"Let us know our wood as we do our hands, and work with it in common respect and harmony." — James Krenov
William Marples & Sons was a major Sheffield, England hand-tool firm that, amazingly, produced handmade wooden planes up until the 1960s. Marples was selling wooden planes made by the London firm Moseley & Son as far back as the early 1860s. (Goodman's British Planemakers puts the date at 1873 but Roger P. Ball tracked down what might be the only remaining copy of Marples' 1861/2 catalog, which shows an extensive listing of planes.) Marples bought out Moseley in the 1890s and moved the planemaking operations to Sheffield in 1904.

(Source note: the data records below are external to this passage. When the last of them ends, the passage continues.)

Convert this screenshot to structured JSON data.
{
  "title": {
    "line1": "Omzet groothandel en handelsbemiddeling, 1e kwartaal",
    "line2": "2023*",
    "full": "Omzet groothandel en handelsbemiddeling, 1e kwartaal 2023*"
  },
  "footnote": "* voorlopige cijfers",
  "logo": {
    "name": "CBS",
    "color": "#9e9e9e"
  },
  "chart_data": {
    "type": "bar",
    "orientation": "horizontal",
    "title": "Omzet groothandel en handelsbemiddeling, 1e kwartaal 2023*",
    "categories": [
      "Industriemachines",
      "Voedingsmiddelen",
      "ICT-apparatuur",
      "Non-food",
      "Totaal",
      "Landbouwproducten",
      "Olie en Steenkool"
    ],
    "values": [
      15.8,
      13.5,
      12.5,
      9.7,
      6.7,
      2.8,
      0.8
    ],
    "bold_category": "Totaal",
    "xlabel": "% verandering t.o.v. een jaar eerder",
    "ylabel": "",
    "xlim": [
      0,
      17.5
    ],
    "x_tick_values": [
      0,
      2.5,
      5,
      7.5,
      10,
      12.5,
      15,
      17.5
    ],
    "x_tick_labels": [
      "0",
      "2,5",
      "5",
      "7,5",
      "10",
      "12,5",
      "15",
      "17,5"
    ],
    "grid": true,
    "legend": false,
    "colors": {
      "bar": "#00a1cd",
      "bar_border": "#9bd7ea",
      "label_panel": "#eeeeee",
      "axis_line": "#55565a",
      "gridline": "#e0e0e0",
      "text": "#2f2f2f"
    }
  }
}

In the 1930s Marples introduced a line of machine-made planes (the BB "British Beechwood" series) but a few men would continue crafting planes by hand for another 30 years. Norman Bayliss was the last molding plane maker. This film is from 1962, a few years before Marples stoped selling wooden planes.
The video is broken up into three sections; each one shows Bayliss working on a different plane. The third section, which starts at about 11:16, does the best job of showing how he marks out the profile, and then uses a backing plane — which has the reverse curvature of the plane being made — to shape it, and then files the iron to perfectly match the profile. Bayliss, who was born in 1921, works fast. It's hard to tell because of the editing but I think it takes him about 15 minutes to make one of the planes.
Albert Bock was Marples' last wooden bench plane maker. Filmed in 1965, the year before he retired, the video shows him making a jack plane from start to finish. If you use antique wooden planes, you may have wondered how tight the mouth on bench planes should be compared to their metal cousins. After years of use the mouth on a wooden plane widens and it's hard to get a sense of its original size. Based on the video, Marples' were probably slightly larger than a Stanley. While metal planes were by far the most popular style by the 1960s, both Bayliss and Bock appropriately use only wooden bench planes.
I can’t read German so I'm not entirely sure of all the details, but in 2017 a Swiss manufacturing company built a 23.4 foot by 6.9 foot (7.13 meter by 2.1 meter), 2.6 ton functional wooden plane. The plane was pushed by eight people and made three 39 foot (12 meter) shavings. I could only track down a few build photos but they're impressive. It topped the previous world record, a 21.3 foot (6.5 meter), 2.5 ton plane made by an Austrian company in 2003.
Happy New Year!
–Abraham
Thanks for this, Abraham! Verrry interesting stuff. I especially appreciated the included videos. Happy New Year!